Il gueule quelque chose en portugais. Seulement, moi je ne me fais comprendre que des Espagnols, et encore à condition qu’ils parlent anglais. D’où il s’ensuit que nos relations s’en trouvent freinées. Carole pousse un cri. La lame se fait plus pressante sur sa gorge. Je stoppe mon geste en me disant qu’une carotide est difficile à rafistoler et que, si on lui greffait un brise-jet, son cou n’aurait plus la même grâce. Vous vous demandez peut-être qui est cet homme et quelles sont ses intentions, parce que vous êtes un peu pâteux de la matière grise ; alors, pour vous éviter une hypertrophie de la glande curiositale (la plus perfide), je vais vous affranchir. M. La-lame-à-l’œil est un malandro que la nuit a fait sortir de sa favelle et qui détrousse le touriste pour alimenter son compte en banque. D’ailleurs, Bébert m’a prévenu tout à l’heure, si vous voulez bien stimuler votre mémoire engourdie. Dans les campagnes cernant les grands centres, c’est plein de bandits de grand et de petit chemin. On m’avait raconté, antérieurement, qu’au Brésil la vie d’un homme importe si peu que des zigs en surinent d’autres, sans les connaître, pendant le carnaval, histoire de se défouler. À l’abri de leurs masques, ils libèrent leurs instincts sauvages. Lorsque la foule est dense, qu’elle danse, quelle vocifère, les tourmentés du cure-dent se paient des gus aussi anonymes qu’eux. C’est ça le crime parfait, le geste gratuit.
Une fois le défilé passé, on voit un domino ou un pierrot sur la chaussée. On se dit : « Tiens ! en voilà un qui a eu des vapeurs. » On s’approche pour le ramasser, lui faire respirer des sels, et on s’aperçoit que le beau masque a quinze centimètres de ferraille entre les côtelettes.
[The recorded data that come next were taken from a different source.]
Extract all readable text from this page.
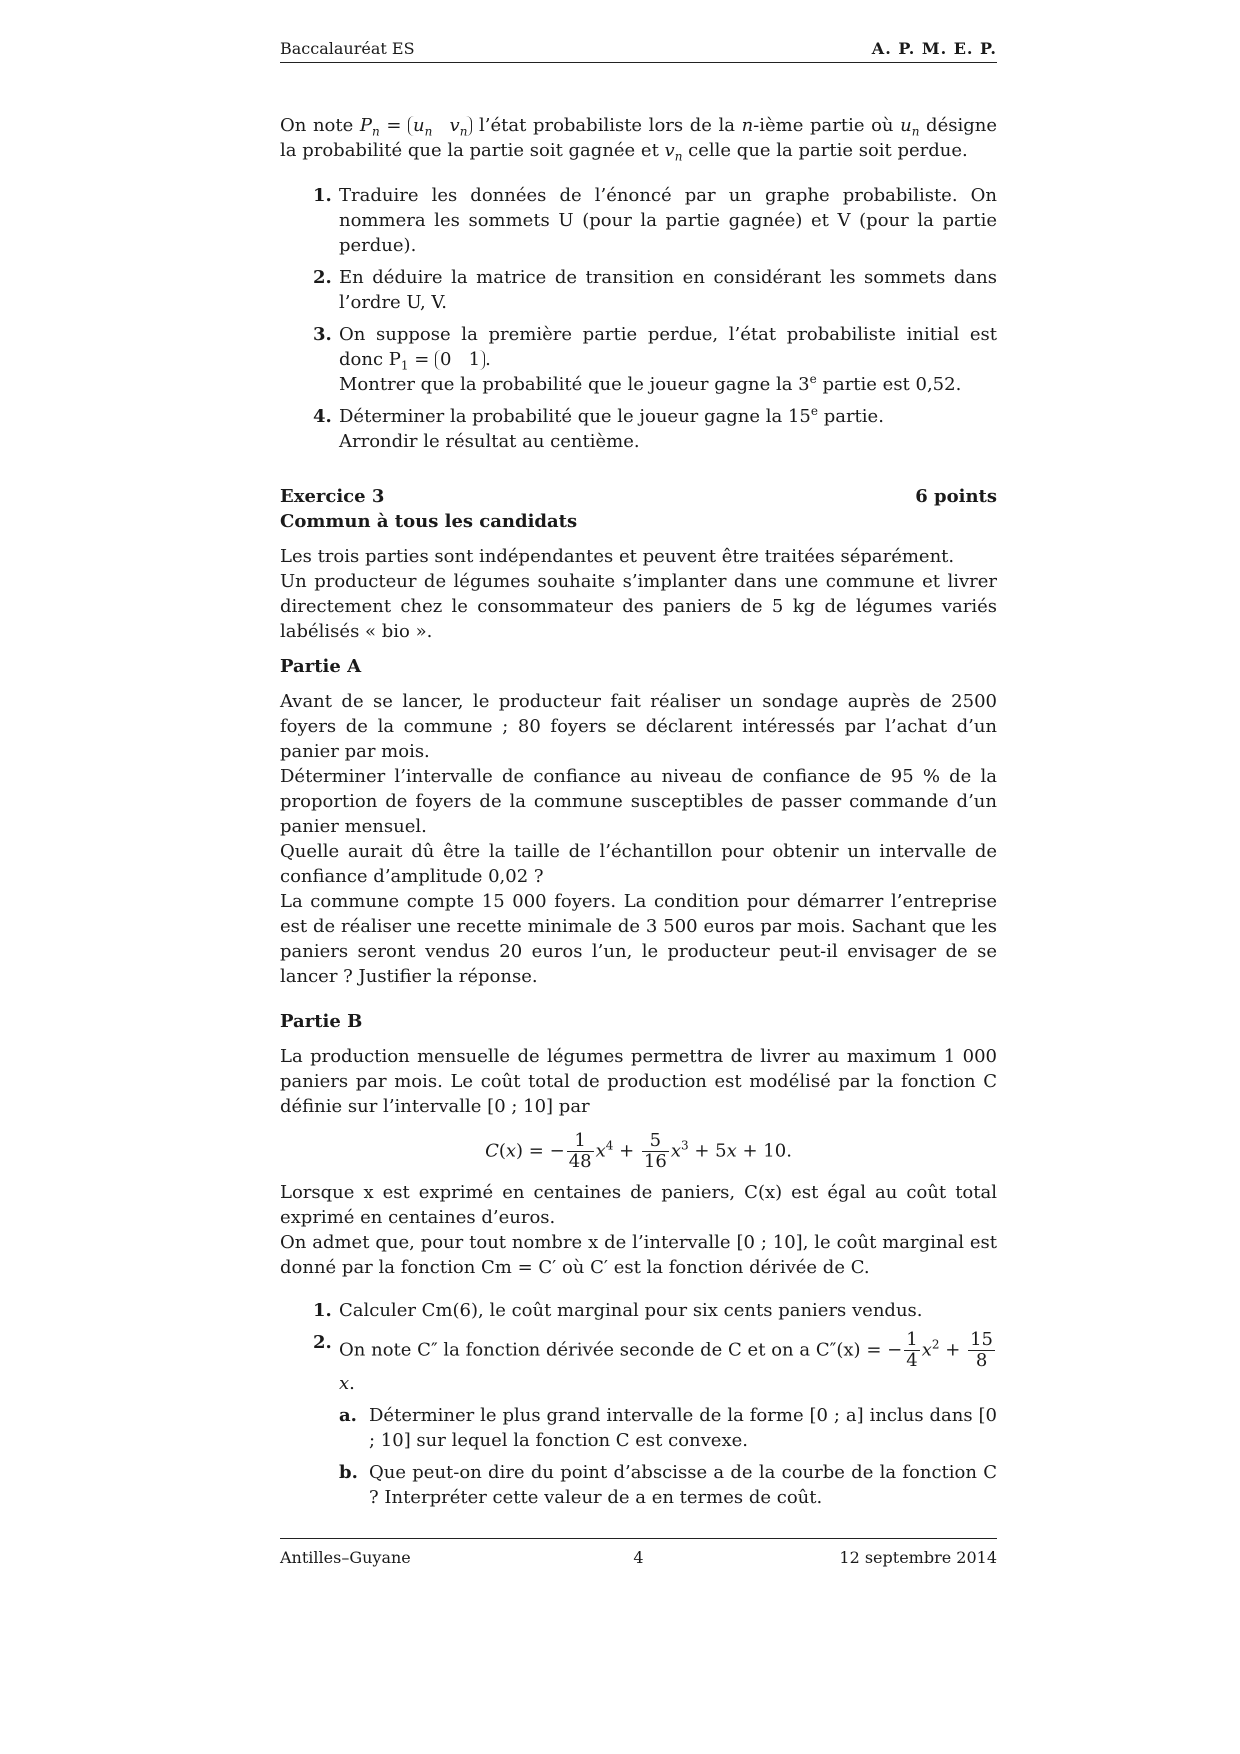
Baccalauréat ES	A. P. M. E. P.

On note $P_n = u_n$ $v_n$ l’état probabiliste lors de la n-ième partie où $u_n$ désigne la probabilité que la partie soit gagnée et $v_n$ celle que la partie soit perdue.

1. Traduire les données de l’énoncé par un graphe probabiliste. On nommera les sommets U (pour la partie gagnée) et V (pour la partie perdue).
2. En déduire la matrice de transition en considérant les sommets dans l’ordre U, V.
3. On suppose la première partie perdue, l’état probabiliste initial est donc $P_1 = 0$   1 .
Montrer que la probabilité que le joueur gagne la 3e partie est 0,52.
4. Déterminer la probabilité que le joueur gagne la 15e partie.
Arrondir le résultat au centième.
Exercice 3	6 points

Commun à tous les candidats

Les trois parties sont indépendantes et peuvent être traitées séparément.

Un producteur de légumes souhaite s’implanter dans une commune et livrer directement chez le consommateur des paniers de 5 kg de légumes variés labélisés « bio ».

Partie A

Avant de se lancer, le producteur fait réaliser un sondage auprès de 2500 foyers de la commune ; 80 foyers se déclarent intéressés par l’achat d’un panier par mois.

Déterminer l’intervalle de confiance au niveau de confiance de 95 % de la proportion de foyers de la commune susceptibles de passer commande d’un panier mensuel.

Quelle aurait dû être la taille de l’échantillon pour obtenir un intervalle de confiance d’amplitude 0,02 ?

La commune compte 15 000 foyers. La condition pour démarrer l’entreprise est de réaliser une recette minimale de 3 500 euros par mois. Sachant que les paniers seront vendus 20 euros l’un, le producteur peut-il envisager de se lancer ? Justifier la réponse.

Partie B

La production mensuelle de légumes permettra de livrer au maximum 1 000 paniers par mois. Le coût total de production est modélisé par la fonction C définie sur l’intervalle [0 ; 10] par

C(x) = − $\frac{1}{48} x^4 + \frac{5}{16} x^3 + 5x + 10$.

Lorsque x est exprimé en centaines de paniers, C(x) est égal au coût total exprimé en centaines d’euros.

On admet que, pour tout nombre x de l’intervalle [0 ; 10], le coût marginal est donné par la fonction Cm = C′ où C′ est la fonction dérivée de C.

1. Calculer Cm(6), le coût marginal pour six cents paniers vendus.
2. On note C″ la fonction dérivée seconde de C et on a C″(x) = − $\frac{1}{4} x^2 + \frac{15}{8}$
x.
a. Déterminer le plus grand intervalle de la forme [0 ; a] inclus dans [0 ; 10] sur lequel la fonction C est convexe.
b. Que peut-on dire du point d’abscisse a de la courbe de la fonction C ? Interpréter cette valeur de a en termes de coût.
Antilles–Guyane	4	12 septembre 2014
Ces récits véridiques ne sont pas propres à me rendre optimiste.
— Que voulez-vous ? demandé-je à mon passager, en français d’abord, en anglais ensuite, puis en italo-hispano-portugo-petit nègre pour finir.
Je m’attends qu’il réponde : « Votre fric » dans sa langue maternelle, mais pas du tout, et ce qu’il me dégoise a un gros retentissement sur l’estime que je me porte car cela met en question mon esprit de déduction.
— Senhor Vosgien ! dit le couteleur.
Un soupir pneumatique. C’est Carole qui tourne de l’œil, comme si elle se trouvait chez son gynécologue du seizième et que ce dernier vienne de lui annoncer qu’elle a chopé la grande chetouille des faubourgs. Elle part en arrière, la gorge plus offerte encore à la lame homicide du zig.